Universitas Islam Indonesia
2015
Pendahuluan
Sektor pendidikan tinggi seluruh dunia dilanda oleh meningkatnya tekanan
pada menyusut sumber daya(Bank Dunia, 1994). Hampir di mana-mana sektor ini
bergantung pada dana pemerintah skala besar, dan kendala keuangan yang meluas
membuat tantangan menjaga kualitas pendidikan tinggi sebagai anggaran pendidikan
dan aktual penyok pengeluaran per murid dibatasi.
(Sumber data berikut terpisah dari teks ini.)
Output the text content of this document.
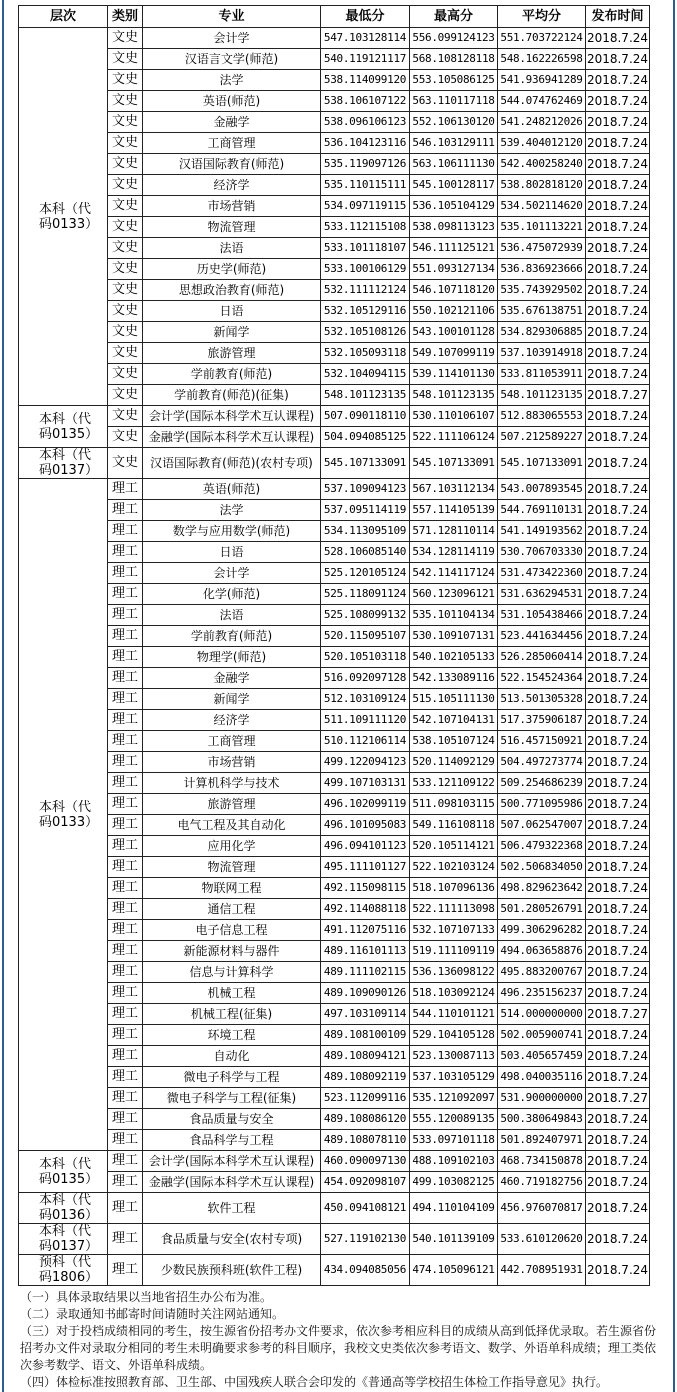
层次	类别	专业	最低分	最高分	平均分	发布时间
本科（代码0133）	文史	会计学	547.103128114	556.099124123	551.703722124	2018.7.24
	文史	汉语言文学(师范)	540.119121117	568.108128118	548.162226598	2018.7.24
	文史	法学	538.114099120	553.105086125	541.936941289	2018.7.24
	文史	英语(师范)	538.106107122	563.110117118	544.074762469	2018.7.24
	文史	金融学	538.096106123	552.106130120	541.248212026	2018.7.24
	文史	工商管理	536.104123116	546.103129111	539.404012120	2018.7.24
	文史	汉语国际教育(师范)	535.119097126	563.106111130	542.400258240	2018.7.24
	文史	经济学	535.110115111	545.100128117	538.802818120	2018.7.24
	文史	市场营销	534.097119115	536.105104129	534.502114620	2018.7.24
	文史	物流管理	533.112115108	538.098113123	535.101113221	2018.7.24
	文史	法语	533.101118107	546.111125121	536.475072939	2018.7.24
	文史	历史学(师范)	533.100106129	551.093127134	536.836923666	2018.7.24
	文史	思想政治教育(师范)	532.111112124	546.107118120	535.743929502	2018.7.24
	文史	日语	532.105129116	550.102121106	535.676138751	2018.7.24
	文史	新闻学	532.105108126	543.100101128	534.829306885	2018.7.24
	文史	旅游管理	532.105093118	549.107099119	537.103914918	2018.7.24
	文史	学前教育(师范)	532.104094115	539.114101130	533.811053911	2018.7.24
	文史	学前教育(师范)(征集)	548.101123135	548.101123135	548.101123135	2018.7.27
本科（代码0135）	文史	会计学(国际本科学术互认课程)	507.090118110	530.110106107	512.883065553	2018.7.24
	文史	金融学(国际本科学术互认课程)	504.094085125	522.111106124	507.212589227	2018.7.24
本科（代码0137）	文史	汉语国际教育(师范)(农村专项)	545.107133091	545.107133091	545.107133091	2018.7.24
本科（代码0133）	理工	英语(师范)	537.109094123	567.103112134	543.007893545	2018.7.24
	理工	法学	537.095114119	557.114105139	544.769110131	2018.7.24
	理工	数学与应用数学(师范)	534.113095109	571.128110114	541.149193562	2018.7.24
	理工	日语	528.106085140	534.128114119	530.706703330	2018.7.24
	理工	会计学	525.120105124	542.114117124	531.473422360	2018.7.24
	理工	化学(师范)	525.118091124	560.123096121	531.636294531	2018.7.24
	理工	法语	525.108099132	535.101104134	531.105438466	2018.7.24
	理工	学前教育(师范)	520.115095107	530.109107131	523.441634456	2018.7.24
	理工	物理学(师范)	520.105103118	540.102105133	526.285060414	2018.7.24
	理工	金融学	516.092097128	542.133089116	522.154524364	2018.7.24
	理工	新闻学	512.103109124	515.105111130	513.501305328	2018.7.24
	理工	经济学	511.109111120	542.107104131	517.375906187	2018.7.24
	理工	工商管理	510.112106114	538.105107124	516.457150921	2018.7.24
	理工	市场营销	499.122094123	520.114092129	504.497273774	2018.7.24
	理工	计算机科学与技术	499.107103131	533.121109122	509.254686239	2018.7.24
	理工	旅游管理	496.102099119	511.098103115	500.771095986	2018.7.24
	理工	电气工程及其自动化	496.101095083	549.116108118	507.062547007	2018.7.24
	理工	应用化学	496.094101123	520.105114121	506.479322368	2018.7.24
	理工	物流管理	495.111101127	522.102103124	502.506834050	2018.7.24
	理工	物联网工程	492.115098115	518.107096136	498.829623642	2018.7.24
	理工	通信工程	492.114088118	522.111113098	501.280526791	2018.7.24
	理工	电子信息工程	491.112075116	532.107107133	499.306296282	2018.7.24
	理工	新能源材料与器件	489.116101113	519.111109119	494.063658876	2018.7.24
	理工	信息与计算科学	489.111102115	536.136098122	495.883200767	2018.7.24
	理工	机械工程	489.109090126	518.103092124	496.235156237	2018.7.24
	理工	机械工程(征集)	497.103109114	544.110101121	514.000000000	2018.7.27
	理工	环境工程	489.108100109	529.104105128	502.005900741	2018.7.24
	理工	自动化	489.108094121	523.130087113	503.405657459	2018.7.24
	理工	微电子科学与工程	489.108092119	537.103105129	498.040035116	2018.7.24
	理工	微电子科学与工程(征集)	523.112099116	535.121092097	531.900000000	2018.7.27
	理工	食品质量与安全	489.108086120	555.120089135	500.380649843	2018.7.24
	理工	食品科学与工程	489.108078110	533.097101118	501.892407971	2018.7.24
本科（代码0135）	理工	会计学(国际本科学术互认课程)	460.090097130	488.109102103	468.734150878	2018.7.24
	理工	金融学(国际本科学术互认课程)	454.092098107	499.103082125	460.719182756	2018.7.24
本科（代码0136）	理工	软件工程	450.094108121	494.110104109	456.976070817	2018.7.24
本科（代码0137）	理工	食品质量与安全(农村专项)	527.119102130	540.101139109	533.610120620	2018.7.24
预科（代码1806）	理工	少数民族预科班(软件工程)	434.094085056	474.105096121	442.708951931	2018.7.24

（一）具体录取结果以当地省招生办公布为准。

（二）录取通知书邮寄时间请随时关注网站通知。

（三）对于投档成绩相同的考生，按生源省份招考办文件要求，依次参考相应科目的成绩从高到低择优录取。若生源省份招考办文件对录取分相同的考生未明确要求参考的科目顺序，我校文史类依次参考语文、数学、外语单科成绩；理工类依次参考数学、语文、外语单科成绩。

（四）体检标准按照教育部、卫生部、中国残疾人联合会印发的《普通高等学校招生体检工作指导意见》执行。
Di Inggris sektor tersebut telah
didorong untuk mengembangkan lebih besar lembaga diferensiasi sebagai solusi
potensial untuk kekurangan dana dan juga sebagai sarana modernisasi sektor
universitas (Raja, 1995). Pada saat yang sama telah didesak untuk melayani
kebutuhan yang lebih besar serta berbagai jenis peserta dari organisasi dan
masyarakat kontemporer (DES, 1987). Hal ini sering mengakibatkan "kesamaan"
daripada "keragaman" antara lembaga-lembaga di sektor ini (Raja 1995, hal. 14).
Dalam pengaturan ini, pemasaran pendidikan mengasumsikan peningkatan
pentingnya untuk bermaksud mengembangkan profil perguruan tinggi. Pencarian
kelompok mahasiswa baru dan produk baru berarti bahwa mempunyai sebuah inovasi
sebagai alat pengusaha pendidikan. Alasannya adalah bahwa hal itu dapat berfungsi
sebagai stimulus untuk desain kurikulum, menyediakan sarana praktek vertikal untuk
mendapatkan keuntungan yang lebih tinggi. Dari pembangunan merupakan cara untuk
sebuah institusi untuk mempertahankan keunggulan kompetitif di dunia akademis.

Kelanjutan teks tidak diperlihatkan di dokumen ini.